Case in point, take a look at modern Olympic Greco-Roman wrestling.  If a modern wrestler trained in that form attempted to take on an original ancient Greek Olympian, the modern practitioner would be dead in a matter of seconds.  Whereas a modern practitioner of, say, jujutsu might have a reasonable chance against a 14th century Japanese jujutsu practitioner, because that art hasn't changed too much.

For written forms of the Western armed martial arts, check out:

Hutton, Alfred.  Old Sword Play: Techniques of the Great Masters.  Dover, 2001. (originally printed in 1892)
Talhoffer, Hans.  Fechbuch (1443) - includes sword, spear, mace, long sword, dagger, light shields
Maximilian I, von Habsburg.  Weisskunig (1506) - basically swords
Marozzo, Achille.  Opera nova de Achille Marozzo Bolognese, mastro generale de 'larte de l'armi (1536) - sword, small shield, cloak, two swords, polearms
Agrippa, Camillo.  Trattato di scienza d'arme et un dialogo in detta materia (1553) - practical sword, dagger
di Grassi, Giacomo.  Ragione di adoprar sicuramente l'arme si da offesa, come da difesa, con un trattato dell'inganno, & con un modo di essercitarsi da se stesso, per acquistare forza, gudicio, & prestezza (1570) - first surviving English-language fencing book (translated in 1594)

And numerous others (with the exception of Hutton, those come from the first 8 pages of the NYC Metropolitan Museum of Art's collection of fencing books).

Offline Pumpkin Seeds

Re: Fencing....with polearms?
« Reply #10 on: January 24, 2010, 07:17:58 PM »
I was refering to popularity, not effectiveness.  Few give the Western martial traditions as much credit as they deserve for their intricacy, effectiveness and the training involved over the Eastern traditions.

Offline Avis habilis

Re: Fencing....with polearms?
« Reply #11 on: January 25, 2010, 04:04:01 PM »
As I understand it there were plenty of Western martial arts manuals, but they were deliberately written to be of little use without an instructor. The "fechtbuch" (literally "fighting book") showed illustrations of positions & techniques, but to learn how to perform them you needed a person to teach you.

Offline Vandren

Re: Fencing....with polearms?
« Reply #12 on: January 25, 2010, 11:22:39 PM »
The same could be said of most Eastern manuals, Avis.  At least the ones I've seen, including modern ones.  That's one reason that groups like ARMA exist today for Western martial arts.  :)

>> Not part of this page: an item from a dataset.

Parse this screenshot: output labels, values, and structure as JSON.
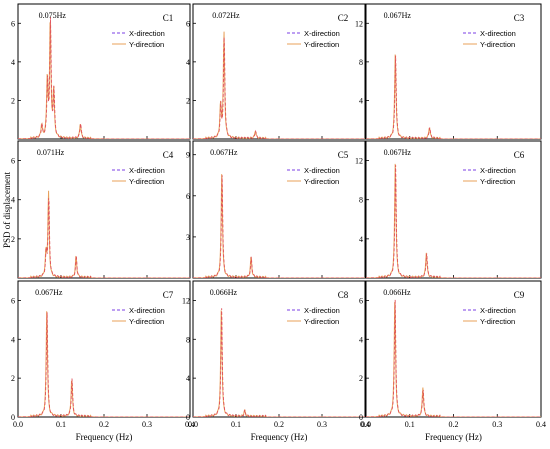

And to Pumpkin Seeds, assuming the comment was directed at my post, popularity and effectiveness are synonymous when it comes to martial arts, whether Eastern or Western.  Western martial arts went out of popularity for a couple centuries because they were no longer effective.  They eventually came back into popularity as sports and hobbies.  Many Eastern martial arts, however, had a philosophical basis that allowed them to adapt to non-combat usage and thereby retain effectiveness and popularity.  Most Eastern arts involve becoming in tune with the body and mind, using Buddhist, Shinto, Taoist, or Confucian principles or other such things as well as combat.  Most Western arts are designed to destroy an opponent as quickly as possible (which is not to say that Eastern arts don't share that goal - see iaido and most kenjutsu schools - but they had more spiritual/philosophical underpinings).